Mandy Brown, Lytton, British Columbia, 1992
Willow-bark cape and headdress,
NLaka'pamux, collected 1913.
Canadian Museum of Civilization II-C-604
The NLaka'pamux were master weavers who produced fine garments of elegant design. Woven clothing was used as a replacement when buckskin was scarce, in hot or rainy weather and was worn on certain ritual or ceremonial occasions. The bark and inner fibres of Indian-hemp, willow, cedar and sagebrush provided the main sources of weaving materials. A black coloured lichen (Bryoria fremontii) was used occasionally for vests and moccasins, and rushes and long stemmed grasses for capes. Animal fibres, especially mountain goat wool, were spun and woven into blankets and robes in some of the NLaka'pamux communities.

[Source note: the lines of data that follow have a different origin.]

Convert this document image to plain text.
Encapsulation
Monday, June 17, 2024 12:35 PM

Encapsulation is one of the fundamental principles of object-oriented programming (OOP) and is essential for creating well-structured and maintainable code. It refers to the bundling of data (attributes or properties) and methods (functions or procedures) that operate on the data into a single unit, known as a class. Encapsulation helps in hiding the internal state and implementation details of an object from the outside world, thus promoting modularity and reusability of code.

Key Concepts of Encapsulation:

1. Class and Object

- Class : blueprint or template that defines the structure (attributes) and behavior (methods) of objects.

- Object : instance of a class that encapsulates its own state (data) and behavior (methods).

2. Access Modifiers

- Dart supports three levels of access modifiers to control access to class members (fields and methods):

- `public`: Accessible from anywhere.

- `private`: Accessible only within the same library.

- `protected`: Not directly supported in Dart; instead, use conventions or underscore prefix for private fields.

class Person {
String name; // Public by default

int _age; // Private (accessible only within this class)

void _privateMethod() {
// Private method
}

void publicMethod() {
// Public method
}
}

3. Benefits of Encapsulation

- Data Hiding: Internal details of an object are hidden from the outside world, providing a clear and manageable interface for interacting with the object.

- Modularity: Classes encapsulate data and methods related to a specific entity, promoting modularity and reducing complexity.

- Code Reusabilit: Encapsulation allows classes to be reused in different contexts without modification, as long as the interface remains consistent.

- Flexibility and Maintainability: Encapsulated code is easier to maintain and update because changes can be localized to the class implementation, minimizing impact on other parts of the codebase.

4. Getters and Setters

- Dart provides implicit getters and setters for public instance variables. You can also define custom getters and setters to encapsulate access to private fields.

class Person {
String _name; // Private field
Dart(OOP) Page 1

Woven fabric is made from the interlinking of threads. The warp is a set of long strands cut to the desired length and width of the fabric. The strands are bound together with a crossing thread called a weft. NLaka'pamux garments were usually woven with a technique called twining. To begin, a long weft thread is doubled and looped around the outside warp thread. The thread at the back is brought to the front, and the front thread moves to the back, crossing as they pass between each warp strand. Between each row the weft threads wrap around each other along the selvage, creating a neatly twisted edge.